Paris has a reputation for being difficult for family travel. We disagree. We’re head over heels for Paris as a family destination.
We’ve spent time in Paris as a family with two babies, and later with a baby and a toddler, and two tots. Here’s what we learned about how to have a good time in Paris with a baby, or small children.
1. Language
Try speaking basic French in every encounter, and involving your small folk. Show you’re interested in French culture and maybe gain some good will. Or they’ll pretend not to understand you. Either way, travel is about being where you are. Your small folk are learning that too. Everyone’s a sucker for a tot who’s mastered “bonjour,” “coucou,” “merci,” and “au revoir.”
2. Transport
The Paris metro with a stroller (or double stroller!) is a great way to go prematurely gray. Use your legs, Uber, or our guide to Paris transportation with kids.
3. Restaurants
When dining out at a restaurant, make a reservation, or scout ahead and tell them in person that you’re coming with small children. Most restaurants are not continuous service. Cafes will serve drinks all day, but they only lunch and dinner at set times. Dine before peak hours, when possible. If your dinner reservation is for 7:30pm, when dinner service usually starts, show up at 7:15pm so you can get small bums in high chairs before the crowd. It will be buzzing by 8pm.
4.Tourist traps/sites
Toddlers and babies don’t give a dirty diaper about the Louvre, the Eiffel, or Notre Dame. Waiting in line for hours (which you will do even with advance tix) is boring. There are more accessible, equally enriching, less cliched experiences. See #5.
5. Traveling deeper. Parisian experiences.
There are many special Paris experiences you can easily enjoy with babies and toddlers.
- The parks of Paris, which have draws ranging from pony rides to puppet shows, carousels, sail boats, and suspension bridges built by Gustav Eiffel.
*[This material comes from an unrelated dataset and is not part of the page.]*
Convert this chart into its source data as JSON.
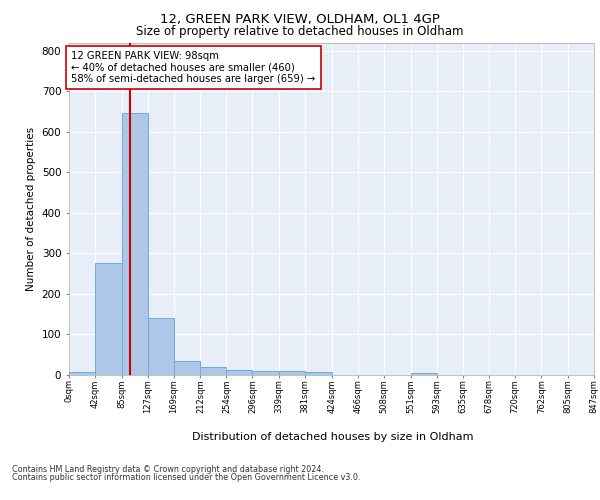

- Ordering fresh-baked bread and something sugary at a boulangerie or patisserie.
- The sights, smells, and interactions at an open-air market.
- Dancing in the streets to the tune of a lively accordion busker.
- Roaring at a lion, like the Madeleine story, at Muséum National d’Histoire Naturelle.
- Calmer museums such as the Musée de l’Orangerie
- People watching while dunking brioche in a bowl of cocoa at a cafe.